Emmanouil M. Tentzeris had one of the 25 most downloaded papers from the IEEE Sensors Journal for September 2013. Tentzeris’ coauthors are his Ph.D. student, Rushi Vyas, and his colleagues from the University of Tokyo, Ryo Shigeta, Tatsuya Sasaki, Duong Minh Quan, Yoshihiro Kawahara, and Tohru Asami. The paper appeared in the August 2013 issue of the journal.
The team's paper, entitled "Ambient RF Energy Harvesting Sensor Device with Capacitor-Leakage Aware Duty Cycle Control," presents a software control method that maximizes the sensing rate of wireless sensor networks (WSNs) that are solely powered by ambient RF power. Unlike all other energy-harvesting WSN systems, RF-powered systems present unique challenges for energy management. A WSN node repeatedly charges and discharges at short intervals, depending on the energy intake.
In this paper, Tentzeris and his colleagues introduce an adaptive duty cycle control scheme optimized for RF energy harvesting, which maximizes the sensing rate by taking into account the leakage problem, a factor that has never been previously studied in this context.
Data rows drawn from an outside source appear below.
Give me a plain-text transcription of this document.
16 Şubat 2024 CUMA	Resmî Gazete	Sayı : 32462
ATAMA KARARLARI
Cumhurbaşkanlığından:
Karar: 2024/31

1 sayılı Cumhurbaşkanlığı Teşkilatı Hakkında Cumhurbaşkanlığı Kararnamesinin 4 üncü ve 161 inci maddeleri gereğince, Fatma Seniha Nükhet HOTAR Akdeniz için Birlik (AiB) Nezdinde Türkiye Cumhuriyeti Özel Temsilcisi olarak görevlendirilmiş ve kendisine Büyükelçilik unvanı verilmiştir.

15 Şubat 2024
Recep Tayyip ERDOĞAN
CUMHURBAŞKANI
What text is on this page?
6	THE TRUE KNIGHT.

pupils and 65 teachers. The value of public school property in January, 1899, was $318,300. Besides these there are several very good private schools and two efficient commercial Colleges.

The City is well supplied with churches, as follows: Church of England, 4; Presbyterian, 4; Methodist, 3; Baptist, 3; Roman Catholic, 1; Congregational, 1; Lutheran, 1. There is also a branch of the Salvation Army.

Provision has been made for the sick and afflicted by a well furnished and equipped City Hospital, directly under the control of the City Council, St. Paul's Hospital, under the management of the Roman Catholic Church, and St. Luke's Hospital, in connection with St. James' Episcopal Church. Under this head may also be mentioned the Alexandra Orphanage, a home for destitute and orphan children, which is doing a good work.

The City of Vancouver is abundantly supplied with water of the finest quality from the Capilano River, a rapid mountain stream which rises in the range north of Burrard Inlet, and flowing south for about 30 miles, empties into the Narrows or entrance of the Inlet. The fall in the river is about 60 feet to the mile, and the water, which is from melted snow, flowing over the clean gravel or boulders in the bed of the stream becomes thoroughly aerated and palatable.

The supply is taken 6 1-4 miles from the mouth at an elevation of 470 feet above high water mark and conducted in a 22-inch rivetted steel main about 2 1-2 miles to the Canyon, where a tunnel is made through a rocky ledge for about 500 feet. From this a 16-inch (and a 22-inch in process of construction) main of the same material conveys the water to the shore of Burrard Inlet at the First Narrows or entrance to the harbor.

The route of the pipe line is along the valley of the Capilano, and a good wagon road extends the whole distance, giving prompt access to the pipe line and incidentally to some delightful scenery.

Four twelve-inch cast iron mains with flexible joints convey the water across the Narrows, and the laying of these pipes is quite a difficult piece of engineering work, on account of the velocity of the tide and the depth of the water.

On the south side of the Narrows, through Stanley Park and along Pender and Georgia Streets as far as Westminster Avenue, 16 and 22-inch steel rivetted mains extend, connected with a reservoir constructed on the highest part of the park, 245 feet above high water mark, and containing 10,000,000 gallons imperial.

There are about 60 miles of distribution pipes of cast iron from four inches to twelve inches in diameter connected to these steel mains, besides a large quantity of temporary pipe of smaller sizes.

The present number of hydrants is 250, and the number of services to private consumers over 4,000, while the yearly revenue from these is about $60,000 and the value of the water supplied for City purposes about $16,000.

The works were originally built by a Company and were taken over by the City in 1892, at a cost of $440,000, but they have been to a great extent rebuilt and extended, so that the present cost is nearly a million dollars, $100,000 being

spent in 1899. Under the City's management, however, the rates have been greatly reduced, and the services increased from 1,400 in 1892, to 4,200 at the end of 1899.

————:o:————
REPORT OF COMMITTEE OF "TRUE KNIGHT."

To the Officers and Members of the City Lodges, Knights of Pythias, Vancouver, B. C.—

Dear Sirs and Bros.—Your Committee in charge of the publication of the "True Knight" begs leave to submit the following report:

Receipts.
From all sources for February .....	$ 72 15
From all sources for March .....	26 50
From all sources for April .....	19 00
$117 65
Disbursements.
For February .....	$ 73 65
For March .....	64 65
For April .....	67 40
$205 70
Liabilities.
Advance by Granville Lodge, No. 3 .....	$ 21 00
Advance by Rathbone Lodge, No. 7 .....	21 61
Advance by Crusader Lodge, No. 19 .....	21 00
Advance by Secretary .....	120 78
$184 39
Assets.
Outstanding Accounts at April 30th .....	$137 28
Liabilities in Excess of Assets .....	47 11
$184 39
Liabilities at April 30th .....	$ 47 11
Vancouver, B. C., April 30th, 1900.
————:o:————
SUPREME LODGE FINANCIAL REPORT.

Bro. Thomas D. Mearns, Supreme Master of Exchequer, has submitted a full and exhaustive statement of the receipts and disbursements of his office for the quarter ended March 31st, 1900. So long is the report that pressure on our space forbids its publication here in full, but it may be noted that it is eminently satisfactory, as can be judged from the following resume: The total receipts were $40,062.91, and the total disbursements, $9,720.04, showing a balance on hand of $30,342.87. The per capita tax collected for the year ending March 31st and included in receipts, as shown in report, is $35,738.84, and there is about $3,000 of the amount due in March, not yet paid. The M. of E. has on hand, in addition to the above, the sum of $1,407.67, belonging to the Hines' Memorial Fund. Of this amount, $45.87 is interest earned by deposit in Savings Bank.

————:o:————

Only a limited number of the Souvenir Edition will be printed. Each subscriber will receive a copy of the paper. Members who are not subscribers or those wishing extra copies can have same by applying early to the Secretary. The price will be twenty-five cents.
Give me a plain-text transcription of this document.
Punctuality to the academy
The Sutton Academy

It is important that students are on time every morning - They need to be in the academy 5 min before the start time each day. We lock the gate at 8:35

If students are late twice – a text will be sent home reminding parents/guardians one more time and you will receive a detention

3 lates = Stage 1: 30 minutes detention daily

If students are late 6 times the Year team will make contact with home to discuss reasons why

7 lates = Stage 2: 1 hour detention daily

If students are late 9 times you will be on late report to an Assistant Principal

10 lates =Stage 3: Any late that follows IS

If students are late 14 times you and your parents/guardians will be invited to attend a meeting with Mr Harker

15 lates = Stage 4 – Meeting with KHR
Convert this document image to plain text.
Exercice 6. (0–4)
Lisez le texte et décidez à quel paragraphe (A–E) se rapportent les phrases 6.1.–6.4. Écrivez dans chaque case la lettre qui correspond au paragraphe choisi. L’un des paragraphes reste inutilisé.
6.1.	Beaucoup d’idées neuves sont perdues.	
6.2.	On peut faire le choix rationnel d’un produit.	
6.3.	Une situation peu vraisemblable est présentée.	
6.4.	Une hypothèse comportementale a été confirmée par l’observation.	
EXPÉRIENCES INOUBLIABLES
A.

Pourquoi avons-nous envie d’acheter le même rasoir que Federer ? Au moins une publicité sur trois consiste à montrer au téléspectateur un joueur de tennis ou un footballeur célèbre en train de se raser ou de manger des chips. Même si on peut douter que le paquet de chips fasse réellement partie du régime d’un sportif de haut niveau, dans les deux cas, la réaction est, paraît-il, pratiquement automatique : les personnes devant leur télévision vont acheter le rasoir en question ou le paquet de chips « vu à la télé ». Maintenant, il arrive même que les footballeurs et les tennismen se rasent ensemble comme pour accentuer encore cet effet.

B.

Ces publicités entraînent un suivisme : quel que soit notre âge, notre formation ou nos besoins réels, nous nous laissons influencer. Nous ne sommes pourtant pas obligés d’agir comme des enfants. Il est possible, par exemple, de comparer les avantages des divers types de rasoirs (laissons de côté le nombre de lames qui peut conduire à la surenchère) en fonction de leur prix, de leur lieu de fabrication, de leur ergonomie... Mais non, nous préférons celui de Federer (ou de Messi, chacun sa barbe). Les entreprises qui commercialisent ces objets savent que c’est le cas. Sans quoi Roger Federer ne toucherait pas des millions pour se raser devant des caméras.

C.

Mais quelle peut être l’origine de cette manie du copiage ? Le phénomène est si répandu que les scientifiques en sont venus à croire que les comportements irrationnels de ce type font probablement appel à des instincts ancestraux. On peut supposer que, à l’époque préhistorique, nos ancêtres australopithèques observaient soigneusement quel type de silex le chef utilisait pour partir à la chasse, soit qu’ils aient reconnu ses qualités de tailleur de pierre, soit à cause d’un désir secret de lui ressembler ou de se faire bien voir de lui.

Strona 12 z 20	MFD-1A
The control scheme improves the efficiency by aggregate evaluation of operation reliability and leakage reduction. The proposed approach could find numerous applications in the realization of truly autonomous wireless nodes for the Internet of things, smart skins, structural health monitoring systems, and quality-of-life biosensors and chemical sensors.
A professor in the School of Electrical and Computer Engineering at Georgia Tech, Tentzeris is among the world’s top researchers in conformal 3D integrated RF modules, inkjet-printed RF electronics, “green” electronics, and power scavenging. He is the chair of the electromagnetics technical interest group for 2013-2014 and leads the ATHENA Research Group, where he advises six Ph.D. students, five master’s students, and six undergraduate students. Tentzeris and his colleagues have published more than 520 refereed journal and conference papers.